I had read A Tale of Stars and Shadow (incredible) and Inkweaver Archive (promising, but flawed) before this. With the inconsistent experience of Inkweaver, combined with the YA label, this series didn't really excite me at first. It took me five days to really get going on the first book, and then it got good, in typical Lisa Cassidy fashion.
I read the last two in a single day.
This is Cassidy's first series. She began writing it at age twenty, and the inexperience does show in the first book. We have a magic school, and four countries, and some characters that we're supposed to care about, some characters who slowly warm up to the main character, and some parental mysteries and two magic systems and various soldier guards and warrior types and the like.
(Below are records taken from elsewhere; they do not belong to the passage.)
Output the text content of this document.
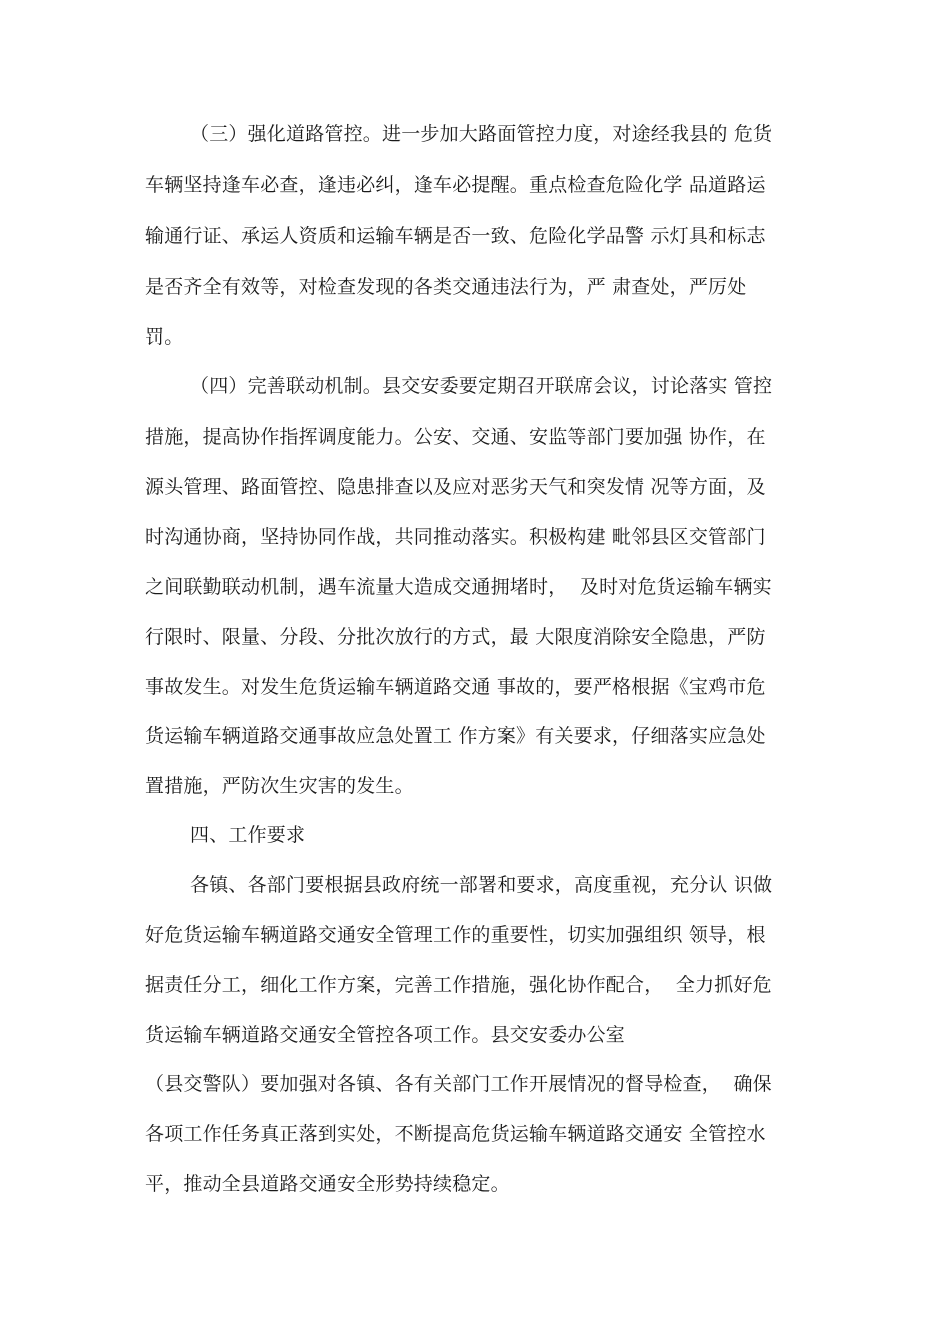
（三）强化道路管控。进一步加大路面管控力度，对途经我县的 危货
车辆坚持逢车必查，逢违必纠，逢车必提醒。重点检查危险化学 品道路运
输通行证、承运人资质和运输车辆是否一致、危险化学品警 示灯具和标志
是否齐全有效等，对检查发现的各类交通违法行为，严 肃查处，严厉处
罚。
（四）完善联动机制。县交安委要定期召开联席会议，讨论落实 管控
措施，提高协作指挥调度能力。公安、交通、安监等部门要加强 协作，在
源头管理、路面管控、隐患排查以及应对恶劣天气和突发情 况等方面，及
时沟通协商，坚持协同作战，共同推动落实。积极构建 毗邻县区交管部门
之间联勤联动机制，遇车流量大造成交通拥堵时，  及时对危货运输车辆实
行限时、限量、分段、分批次放行的方式，最 大限度消除安全隐患，严防
事故发生。对发生危货运输车辆道路交通 事故的，要严格根据《宝鸡市危
货运输车辆道路交通事故应急处置工 作方案》有关要求，仔细落实应急处
置措施，严防次生灾害的发生。
四、工作要求
各镇、各部门要根据县政府统一部署和要求，高度重视，充分认 识做
好危货运输车辆道路交通安全管理工作的重要性，切实加强组织 领导，根
据责任分工，细化工作方案，完善工作措施，强化协作配合，  全力抓好危
货运输车辆道路交通安全管控各项工作。县交安委办公室
（县交警队）要加强对各镇、各有关部门工作开展情况的督导检查，  确保
各项工作任务真正落到实处，不断提高危货运输车辆道路交通安 全管控水
平，推动全县道路交通安全形势持续稳定。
It's all tropes taken to the extreme, which in my opinion is at least better than unsuccessfully trying to subvert them, and if you have read A Tale of Stars and Shadow, you will recognize many of the general ideas, in slightly less polished form.
The second and third books just keep on improving, and really form a trilogy of sorts. Throughout the middle books, the plot quickens and moves all over the place, and we meet more and more characters, many of whom develop extremely strong and impressionable personalities. The characters in this series are exceptional: on a level or even above A Tale of Stars and Shadow, partially because this series takes place over a much longer period of time.
The fourth book is one of the best conclusions to a series I've ever read. If you are an epic fantasy fan, it is worth reading the series for this book. Cassidy's handling of what could have been a disastrous pacing problem is masterful. And if there were any character arcs that seemed a little blunted after the first three books, they come into full bloom here.
Of course, like any Lisa Cassidy series, this has a big romance, and it's not anything you wouldn't expect. It's lovely and unobtrusive, and everyone involved is a gem of a person, which is not to everyone's taste, but to each their own.
In terms of roughness, this is clearly her first series, and doesn't have the crazy worldbuilding of her later books. But it still has that slippery genre feel (it's definitely more “YA” than ATOSAS, but also far, far more epic) and it just has that signature that you don't feel from many epic fantasy authors. Highly recommended to read, but probably after A Tale of Stars and Shadow.